Gleick traces the development of language, and more importantly, how the innovations of writing and consistent spelling would transform the very process of thinking.  Perhaps some of this seems obvious now – at least the part about the invention of writing – but the book explains the changes well.  Certainly writing changed the fundamental nature of communication.

Before writing, communication is evanescent and local; sounds carry a few yards and fade to oblivion.

But the new channel does more than extend the previous channel.  It enables reuse and “re-collection” – new modes. It permits whole new architectures of information. Among them are history, law, business, mathematics and logic.

As Gleick notes:

Logic might be imagined to exist independent of writing – syllogisms can be spoken as well as written – but it did not.  Speech is too fleeting to allow for analysis.  Logic descended from the written word, in Greece as well as India and China, where it developed independently.

Not that everyone welcomed this development.  Plato, that old curmudgeon, was right that this would upend traditional ways of communicating.  Where he was wrong was in the value of the new ways compared to the old ways.  (Sound familiar?)

For this invention will produce forgetfulness in the minds of those who learn to use it, because they will not practice their memory.  Their trust in writing, produced by external characters which are no part of themselves, will discourage the use of their own memory within them.  You have invented an elixir not of memory, but of reminding; and you offer your pupils the appearance of wisdom, but not true wisdom.

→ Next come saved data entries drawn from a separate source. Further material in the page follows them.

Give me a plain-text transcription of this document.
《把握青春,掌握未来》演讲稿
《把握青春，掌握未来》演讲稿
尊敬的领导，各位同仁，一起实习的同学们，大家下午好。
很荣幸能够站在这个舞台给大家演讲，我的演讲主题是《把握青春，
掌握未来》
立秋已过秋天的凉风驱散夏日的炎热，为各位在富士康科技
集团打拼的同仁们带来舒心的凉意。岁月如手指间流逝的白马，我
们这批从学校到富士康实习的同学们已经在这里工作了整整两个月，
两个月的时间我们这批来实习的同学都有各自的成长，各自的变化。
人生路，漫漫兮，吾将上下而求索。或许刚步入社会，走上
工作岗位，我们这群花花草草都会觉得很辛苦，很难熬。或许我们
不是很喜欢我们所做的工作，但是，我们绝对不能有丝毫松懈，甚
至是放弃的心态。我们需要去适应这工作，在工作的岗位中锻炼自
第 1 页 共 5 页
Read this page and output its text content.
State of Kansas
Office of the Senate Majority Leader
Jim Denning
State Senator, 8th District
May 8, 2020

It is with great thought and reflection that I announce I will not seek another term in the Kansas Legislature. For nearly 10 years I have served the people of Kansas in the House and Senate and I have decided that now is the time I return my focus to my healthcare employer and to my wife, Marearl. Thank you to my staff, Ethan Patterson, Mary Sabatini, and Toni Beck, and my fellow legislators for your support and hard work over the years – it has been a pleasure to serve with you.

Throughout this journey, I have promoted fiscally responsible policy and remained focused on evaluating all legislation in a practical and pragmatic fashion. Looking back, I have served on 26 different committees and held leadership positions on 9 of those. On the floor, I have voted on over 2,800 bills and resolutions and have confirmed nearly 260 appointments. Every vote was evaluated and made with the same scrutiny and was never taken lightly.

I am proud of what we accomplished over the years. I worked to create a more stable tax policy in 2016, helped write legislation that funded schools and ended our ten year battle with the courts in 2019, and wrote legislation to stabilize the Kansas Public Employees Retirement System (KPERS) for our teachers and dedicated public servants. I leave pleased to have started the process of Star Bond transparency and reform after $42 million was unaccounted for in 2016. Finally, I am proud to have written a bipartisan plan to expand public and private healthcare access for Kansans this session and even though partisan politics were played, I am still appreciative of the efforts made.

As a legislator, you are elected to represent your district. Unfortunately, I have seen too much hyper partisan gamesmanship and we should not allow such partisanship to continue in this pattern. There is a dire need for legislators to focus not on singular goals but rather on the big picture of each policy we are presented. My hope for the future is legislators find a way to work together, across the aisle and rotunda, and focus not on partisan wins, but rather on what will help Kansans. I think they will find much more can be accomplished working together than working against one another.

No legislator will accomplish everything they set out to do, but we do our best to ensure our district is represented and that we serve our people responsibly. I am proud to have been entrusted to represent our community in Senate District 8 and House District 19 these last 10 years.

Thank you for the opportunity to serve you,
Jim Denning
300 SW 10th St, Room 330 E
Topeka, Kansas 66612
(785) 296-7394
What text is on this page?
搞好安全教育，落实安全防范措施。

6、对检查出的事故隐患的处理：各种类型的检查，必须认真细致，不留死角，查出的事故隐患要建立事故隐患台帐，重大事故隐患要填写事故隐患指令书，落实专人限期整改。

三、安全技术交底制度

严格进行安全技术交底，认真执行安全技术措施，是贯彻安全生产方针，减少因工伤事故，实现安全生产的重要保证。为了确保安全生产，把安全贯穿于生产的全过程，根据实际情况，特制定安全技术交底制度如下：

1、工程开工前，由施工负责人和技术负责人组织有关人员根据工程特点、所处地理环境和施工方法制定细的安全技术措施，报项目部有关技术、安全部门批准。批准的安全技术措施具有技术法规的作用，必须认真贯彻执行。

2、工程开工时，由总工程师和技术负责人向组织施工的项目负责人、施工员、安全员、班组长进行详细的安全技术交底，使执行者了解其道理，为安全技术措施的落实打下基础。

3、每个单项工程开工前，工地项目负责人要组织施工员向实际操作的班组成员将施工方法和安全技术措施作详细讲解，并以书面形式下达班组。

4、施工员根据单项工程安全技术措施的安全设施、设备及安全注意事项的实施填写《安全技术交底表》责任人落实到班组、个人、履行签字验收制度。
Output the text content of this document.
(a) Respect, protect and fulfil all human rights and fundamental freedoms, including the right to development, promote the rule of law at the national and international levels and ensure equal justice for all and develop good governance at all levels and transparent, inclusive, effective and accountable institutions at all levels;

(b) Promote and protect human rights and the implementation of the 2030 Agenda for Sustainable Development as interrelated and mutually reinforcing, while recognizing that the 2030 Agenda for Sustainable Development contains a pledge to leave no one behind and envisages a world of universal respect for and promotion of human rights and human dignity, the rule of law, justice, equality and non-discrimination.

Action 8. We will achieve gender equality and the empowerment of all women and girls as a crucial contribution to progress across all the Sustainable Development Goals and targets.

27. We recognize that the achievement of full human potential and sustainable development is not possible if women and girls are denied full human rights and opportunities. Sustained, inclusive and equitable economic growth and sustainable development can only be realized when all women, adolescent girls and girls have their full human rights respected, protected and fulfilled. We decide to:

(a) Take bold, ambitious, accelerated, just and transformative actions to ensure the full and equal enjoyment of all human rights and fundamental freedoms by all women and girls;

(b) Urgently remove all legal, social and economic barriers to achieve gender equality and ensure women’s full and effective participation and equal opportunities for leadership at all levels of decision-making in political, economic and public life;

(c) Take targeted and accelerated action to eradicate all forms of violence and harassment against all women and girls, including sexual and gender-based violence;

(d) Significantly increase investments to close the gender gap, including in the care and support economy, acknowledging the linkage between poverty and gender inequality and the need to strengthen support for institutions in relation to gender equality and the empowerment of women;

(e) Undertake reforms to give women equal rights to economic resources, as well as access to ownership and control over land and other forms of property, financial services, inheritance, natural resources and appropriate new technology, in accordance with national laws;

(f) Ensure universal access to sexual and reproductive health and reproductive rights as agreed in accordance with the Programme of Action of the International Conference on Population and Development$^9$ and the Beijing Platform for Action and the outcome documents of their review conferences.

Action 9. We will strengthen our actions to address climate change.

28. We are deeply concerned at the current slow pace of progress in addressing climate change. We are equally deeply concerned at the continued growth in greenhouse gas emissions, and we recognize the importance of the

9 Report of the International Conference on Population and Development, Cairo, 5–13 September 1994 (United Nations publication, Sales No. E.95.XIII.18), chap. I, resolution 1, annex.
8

Still, none of the advantages of writing back then depended on good – or consistent spelling.  Indeed, “correct” ‘spelling wasn’t considered important for a long time, as long as readers understood what was being conveyed.

That began to change in the 1600s, and the publication of a dictionary by Robert Cawdrey (or Cowdrey, or Cawdry) entitled A Table Alphabeticall marked a new phase in the evolution of language – because it was compiled alphabetically.  That may seem like a logical way to do it now, but if you don’t spell consistently, how can you organize a book alphabetically?  (Previous dictionaries were organized by theme and topics, not spelling.)

Gleick notes how odd it is, in many ways, to use spelling to order words – how it strips meaning from words and reduces it to a series of symbols.

…the system is unnatural.  It forces readers to detach information from meaning; to treat words strictly as character strings; to focus abstractly on the configuration of the word.

Topical lists were thought provoking, imperfect and creative. Alphabetical lists were mechanical, effective and automatic.  Considered alphabetically, words are no more than tokens, each placed in a slot.  In effect they as well be numbers.

But what words lost in creativity they gained in consistency and standardization – and all sorts of advantages, from dictionaries to being able to sort and find words in chunks of text such as phone books.

So are we at a similar junction today?  Can we also begin to standardize some forms of text information – certain types of stories, or at least parts of stories – even at the cost of some creativity, in order to unlock potentially much more creativity when we have much more consistent building blocks of information?

What is standardization worth, and how can we allow for both creativity and consistency?  And what new types of ideas can we unlock if we do that?